Этот сон был слишком долгим, но вечным он быть не мог – и Тильда проснулась. Темная каюта сразу же навалилась качающимися переборками, шумом и разговорами, плеском волн, духотой. Жизнью, которая продолжалась, несмотря ни на что.
Тело было слабым и легким, будто его вытащили на горячее солнце и высушили, вытянули все соки. И все же она была жива.
Сухая твердая ладонь легла на лоб.
– Ты два пятидневья почти не приходила в себя, – произнес рядом Саадар.
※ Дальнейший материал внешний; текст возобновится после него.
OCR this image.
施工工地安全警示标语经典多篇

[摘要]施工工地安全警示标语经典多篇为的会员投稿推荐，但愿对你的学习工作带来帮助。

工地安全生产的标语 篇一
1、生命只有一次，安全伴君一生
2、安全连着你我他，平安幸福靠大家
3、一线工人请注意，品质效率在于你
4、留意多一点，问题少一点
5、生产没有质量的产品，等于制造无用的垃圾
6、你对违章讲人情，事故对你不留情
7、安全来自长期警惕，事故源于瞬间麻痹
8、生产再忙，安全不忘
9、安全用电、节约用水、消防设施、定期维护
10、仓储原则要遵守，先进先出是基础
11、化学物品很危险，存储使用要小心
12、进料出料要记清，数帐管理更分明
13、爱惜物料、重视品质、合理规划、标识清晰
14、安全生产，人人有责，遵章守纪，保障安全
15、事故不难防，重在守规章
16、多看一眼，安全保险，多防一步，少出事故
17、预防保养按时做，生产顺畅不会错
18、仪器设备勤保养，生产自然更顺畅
Тильда прикрыла глаза: его голос звучал словно издалека, уверенный сильный голос.
– Что… с Ароном?.. – Слова давались непросто, будто она совсем разучилась говорить за время болезни – приходилось выталкивать их из себя с усилием и отдыхать после каждого, переводить дух, как при подъеме в гору.
– С ним все хорошо, – ласковый успокаивающий тон. – Он мне помогал, представляешь? Пытался даже немного колдовать. В Файоссе, видать, живут крепкие люди.
Арон – и помогал? Прежде – бездельник, драчун и задира, которому лишь бы вволю бегать, лазать по деревьям и никогда бы не видеть ни учебников, ни грифельной доски?..
Тильда слабо улыбнулась:
– В степях, видно, тоже. А остальные?..
– Витто, Эби, Берти и малыш Тори – умерли.
– Айрин?..
– Держится.
Они немного помолчали.
– Я доставила тебе столько беспокойства… – Тильда взяла его ладонь в свою – и удивилась, какой маленькой и узкой выглядит ее рука.
Саадар ничего не ответил, словно соглашаясь с ее словами – да и бессмысленно звучали бы обычные в таких случаях вежливые фразы. Его молчание было наполнено радостью и облегчением, беспокойством и надеждой.
Тильде вдруг сделалось невыносимо стыдно, что он видит ее слабой, больной, что ему пришлось ухаживать за ней, как за немощной старухой. Как будто мало того, что он заботился о ней и сыне всю дорогу!.. Но Саадар был спокоен как скала. Ни словом не обмолвился, ни взглядом не упрекнул. Он просто держал ее руку, не отпуская, и Тильда поняла этот жест – такой простой и такой важный.
Мир вокруг казался слишком настоящим, слишком громким, слишком тесным и душным. Тильда приподнялась – слабость вовсе не прошла, и голова кружилась. Но болезнь отступала, оставив позади приступы горячечного бреда, бесконечную лихорадку и близкую смерть. В какую тогда она заглянула бездну – и думать не хотелось, но знала, что не канула в нее лишь благодаря чуду.
Непозволительно долго она не выпускала руки Саадара.
– Спасибо, – прошептала пересохшими губами, закашлялась, но, когда он предложил принести воды, отказалась. – Поможешь встать?